An Intertextual Study of the Psalms of Solomon (2001 Atkinson), book
An Intertextual Study of the Psalms of Solomon: Pseudepigrapha (2001) is a book by Kenneth Atkinson.
Abstract
"This is the first English study of the Psalms of Solomon in over a century. They were composed between 63-37 BCE as a series of reflections on the violence that accompanied the Roman dominance of Palestine. Faced with overwhelming foreign aggression, this unknown Jerusalem synagogue community used poetry as a vehicle to oppose the Romans and their Jewish allies. With the emergence of Herod the Great, this sect changed its theology, and used scripture to fashion a militant Davidic messiah, who was envisaged as a righteous counterpart to the Jewish and Roman rulers he was to destroy ... Atkinson (philosophy and religion, U. of Northern Iowa) examines the Psalms of Solomon, taking into account the many scholarly advances that have been made over the past century in biblical interpretation and intertextuality (the midrashic method of writing in which later readers of the Hebrew Scriptures entered into a conversation with the Scriptures).

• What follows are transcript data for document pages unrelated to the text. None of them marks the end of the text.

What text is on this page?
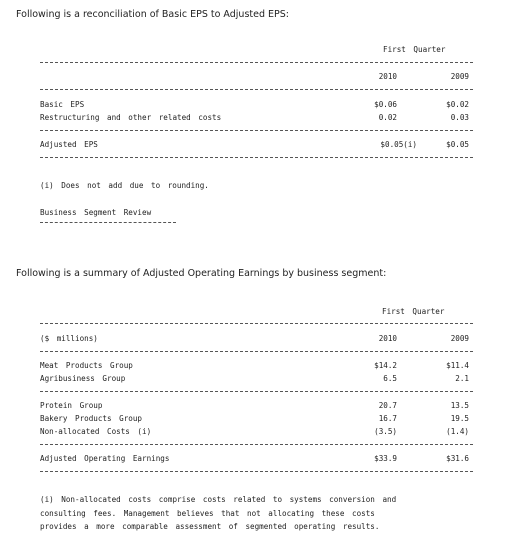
Following is a reconciliation of Basic EPS to Adjusted EPS:
First Quarter
2010	2009
Basic EPS	$0.06	$0.02
Restructuring and other related costs	0.02	0.03
Adjusted EPS	$0.05(i)	$0.05
(i) Does not add due to rounding.
Business Segment Review
Following is a summary of Adjusted Operating Earnings by business segment:
First Quarter
($ millions)	2010	2009
Meat Products Group	$14.2	$11.4
Agribusiness Group	6.5	2.1
Protein Group	20.7	13.5
Bakery Products Group	16.7	19.5
Non-allocated Costs (i)	(3.5)	(1.4)
Adjusted Operating Earnings	$33.9	$31.6
(i) Non-allocated costs comprise costs related to systems conversion and
consulting fees. Management believes that not allocating these costs
provides a more comparable assessment of segmented operating results.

His aim is to expose contemporary readers to an important and interesting early Jewish text that illuminates the historical development of both Judaism and Christianity. Each chapter begins with the Greek text and an English translation; intertextual parallels are placed in adjacent columns. The commentary section of each examines the text in light of the intertextual parallels. A concluding section of each chapter comments on the individual psalm's date of composition, theological importance, and historical background. Includes a synopsis of each section of the text and a "cast of characters". Of likely interest to biblical scholars and preachers."--Publisher description.
Editions
Published in Lewiston, NY: E. Mellen Press, 2001 (Studies in the Bible and Early Christianity, 49).